Beetroot

Beetroot come in a variety of shapes, sizes and colours e.g. round, long, red, yellow or white, and will grow in most soil conditions,including, raised beds and containers.

Idealy they prefer a sunny spot where the soil is ,moist, fertile, and has a pH level of 6.5 - 7.5.

Water Beetroot well in dry weather and keep them weed free.

It is a versatile vegetable in so much as it can be eaten raw, boiled pickled or steamed.

Cultivation notes:

Week 17: To get an early crop, sow three seeds in pots or cell trays to grow on undercover.

Germination should take about a week subject to temperature.

Week 19: Prepare beds for sowing by raking in a general fertiliser at a rate of 50gms (2oz) per sq.m.

Week 21: Sow a pair of seeds 75mm (3") apart in rows 300mm (12") apart and 25mm (1") deep.

Beetroot seed are in fact clusters* of seeds hence the reason for sowing them in this manner.

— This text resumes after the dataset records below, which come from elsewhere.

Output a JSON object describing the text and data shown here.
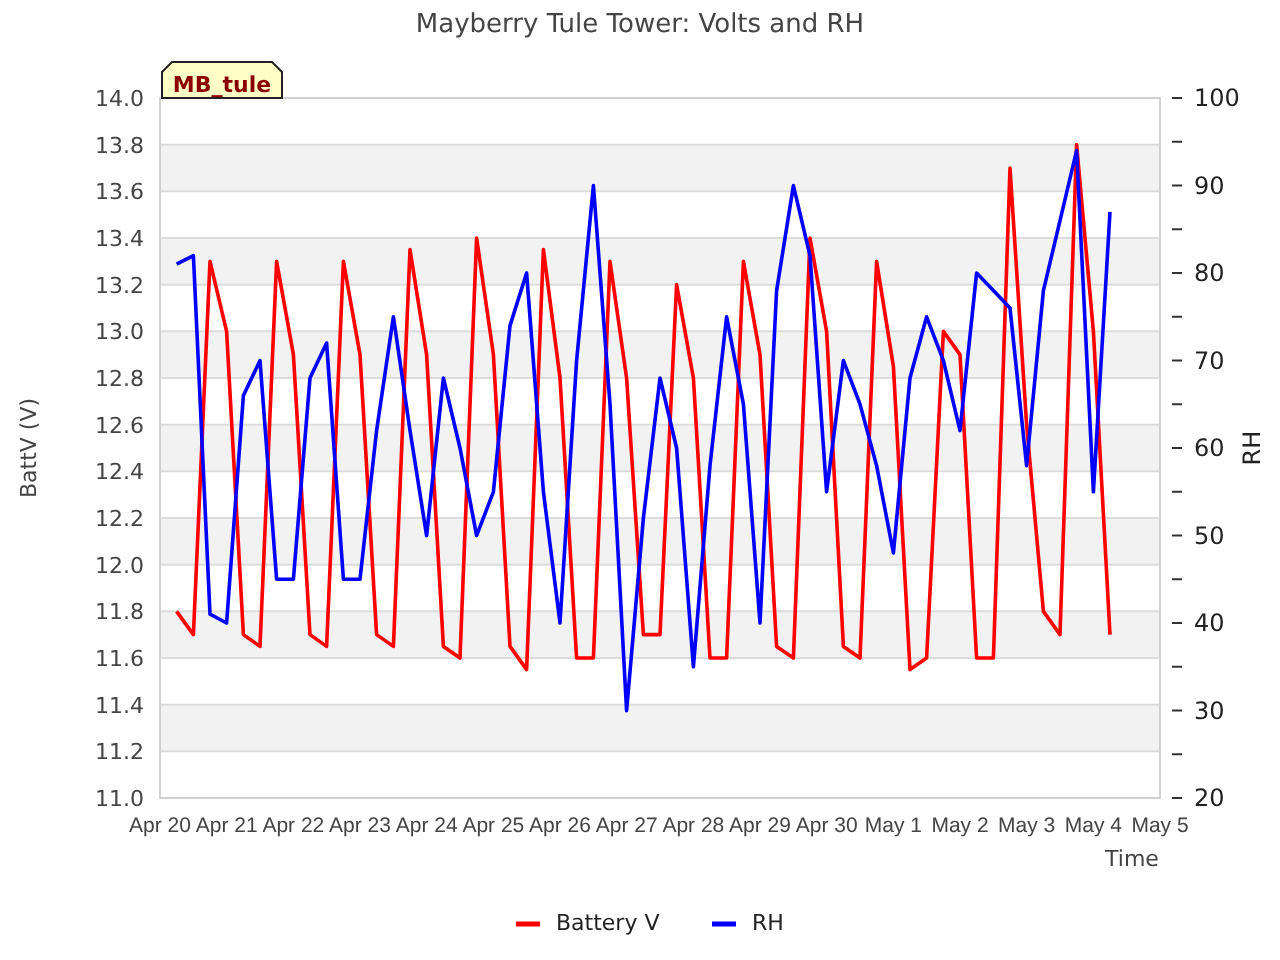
{
  "badge": "MB_tule",
  "chart_data": {
    "type": "line",
    "title": "Mayberry Tule Tower: Volts and RH",
    "xlabel": "Time",
    "ylabel": "BattV (V)",
    "y2label": "RH",
    "grid": true,
    "legend": true,
    "ylim": [
      11,
      14
    ],
    "y2lim": [
      20,
      100
    ],
    "categories": [
      "Apr 20",
      null,
      null,
      null,
      "Apr 21",
      null,
      null,
      null,
      "Apr 22",
      null,
      null,
      null,
      "Apr 23",
      null,
      null,
      null,
      "Apr 24",
      null,
      null,
      null,
      "Apr 25",
      null,
      null,
      null,
      "Apr 26",
      null,
      null,
      null,
      "Apr 27",
      null,
      null,
      null,
      "Apr 28",
      null,
      null,
      null,
      "Apr 29",
      null,
      null,
      null,
      "Apr 30",
      null,
      null,
      null,
      "May 1",
      null,
      null,
      null,
      "May 2",
      null,
      null,
      null,
      "May 3",
      null,
      null,
      null,
      "May 4",
      null,
      null,
      null,
      "May 5"
    ],
    "yticks": [
      {
        "value": 11,
        "label": "11.0"
      },
      {
        "value": 11.2,
        "label": "11.2"
      },
      {
        "value": 11.4,
        "label": "11.4"
      },
      {
        "value": 11.6,
        "label": "11.6"
      },
      {
        "value": 11.8,
        "label": "11.8"
      },
      {
        "value": 12,
        "label": "12.0"
      },
      {
        "value": 12.2,
        "label": "12.2"
      },
      {
        "value": 12.4,
        "label": "12.4"
      },
      {
        "value": 12.6,
        "label": "12.6"
      },
      {
        "value": 12.8,
        "label": "12.8"
      },
      {
        "value": 13,
        "label": "13.0"
      },
      {
        "value": 13.2,
        "label": "13.2"
      },
      {
        "value": 13.4,
        "label": "13.4"
      },
      {
        "value": 13.6,
        "label": "13.6"
      },
      {
        "value": 13.8,
        "label": "13.8"
      },
      {
        "value": 14,
        "label": "14.0"
      }
    ],
    "y2ticks": [
      20,
      30,
      40,
      50,
      60,
      70,
      80,
      90,
      100
    ],
    "series": [
      {
        "name": "Battery V",
        "color": "#ff0000",
        "values": [
          null,
          11.8,
          11.7,
          13.3,
          13.0,
          11.7,
          11.65,
          13.3,
          12.9,
          11.7,
          11.65,
          13.3,
          12.9,
          11.7,
          11.65,
          13.35,
          12.9,
          11.65,
          11.6,
          13.4,
          12.9,
          11.65,
          11.55,
          13.35,
          12.8,
          11.6,
          11.6,
          13.3,
          12.8,
          11.7,
          11.7,
          13.2,
          12.8,
          11.6,
          11.6,
          13.3,
          12.9,
          11.65,
          11.6,
          13.4,
          13.0,
          11.65,
          11.6,
          13.3,
          12.85,
          11.55,
          11.6,
          13.0,
          12.9,
          11.6,
          11.6,
          13.7,
          12.6,
          11.8,
          11.7,
          13.8,
          13.0,
          11.7,
          null,
          null,
          null
        ]
      },
      {
        "name": "RH",
        "color": "#0000ff",
        "axis": "y2",
        "values": [
          null,
          81,
          82,
          41,
          40,
          66,
          70,
          45,
          45,
          68,
          72,
          45,
          45,
          62,
          75,
          62,
          50,
          68,
          60,
          50,
          55,
          74,
          80,
          55,
          40,
          70,
          90,
          65,
          30,
          52,
          68,
          60,
          35,
          58,
          75,
          65,
          40,
          78,
          90,
          82,
          55,
          70,
          65,
          58,
          48,
          68,
          75,
          70,
          62,
          80,
          78,
          76,
          58,
          78,
          86,
          94,
          55,
          87,
          null,
          null,
          null
        ]
      }
    ]
  }
}
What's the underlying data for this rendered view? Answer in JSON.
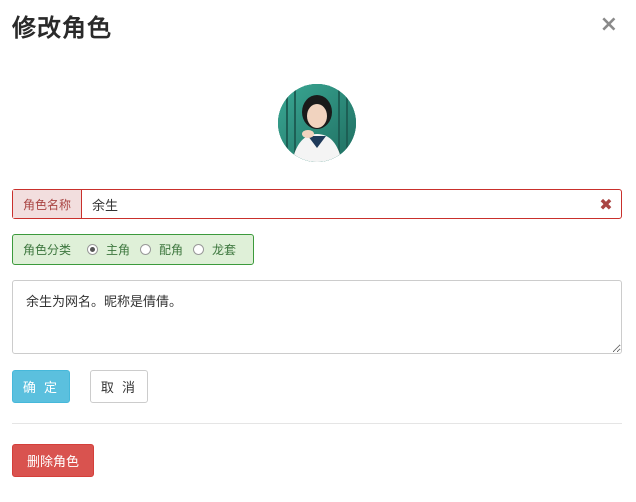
{
  "dialog": {
    "title": "修改角色",
    "close_symbol": "×"
  },
  "name_field": {
    "label": "角色名称",
    "value": "余生",
    "clear_symbol": "✖"
  },
  "category": {
    "label": "角色分类",
    "options": [
      {
        "label": "主角",
        "checked": true
      },
      {
        "label": "配角",
        "checked": false
      },
      {
        "label": "龙套",
        "checked": false
      }
    ]
  },
  "description": {
    "value": "余生为网名。昵称是倩倩。"
  },
  "buttons": {
    "confirm": "确 定",
    "cancel": "取 消",
    "delete": "删除角色"
  },
  "colors": {
    "confirm_bg": "#5bc0de",
    "delete_bg": "#d9534f",
    "error_border": "#c9302c",
    "success_bg": "#dff0d8"
  },
  "icons": {
    "close": "close-icon",
    "clear": "clear-icon",
    "avatar": "avatar-image"
  }
}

* Unless they are monogerm varieties which are individual seeds.

In this case sow them singly 75mm (3") apart.

Germination should take 7-10 days.

If preferred you can sow a few seeds at monthly intervals to give continuity over a longer period.

Week 26-27: When the seedlings are about 25mm (1") high, remove the weakest of each pair to leave one beetroot seedling every 75mm (3").

After thinning, water along rows to settle soil around remaining seedlings.

Apply Nitrate of soda, or Sulphate of ammonia at a rate of 1oz (30gm) per sq m.

Circa Week 40: If your ground is heavy or liable to deep frost penetration in winter, lift and store beetroots sown before July.

Twist off the tops of beetroots, about 25mm (1”) above the crowns.

Cover bottom of containers with moist sand, add alternate layers of roots and sand until filled.

Store under cover and inspect periodically for signs of rot.

On light well drained soil, beetroot can remain in the ground until November.

Harvesting:

This is subject to the needs of the grower!

Some growers prefer picking them when they are golf ball size and eating them raw in salads.

Others prefer to grow then to the size of a tennis ball to be steam cooked or boiled and eaten as a vegetable, and some, prefer to leave them growing on to store in clamps through the winter.

To harvest, gently hold the tops and lift while levering under the root with a hand fork.

Remove the tops by twisting them off with your hands to prevent the plants bleeding.

Alternateively as some growers do, they cook the leaves and eat/treat them like spinach.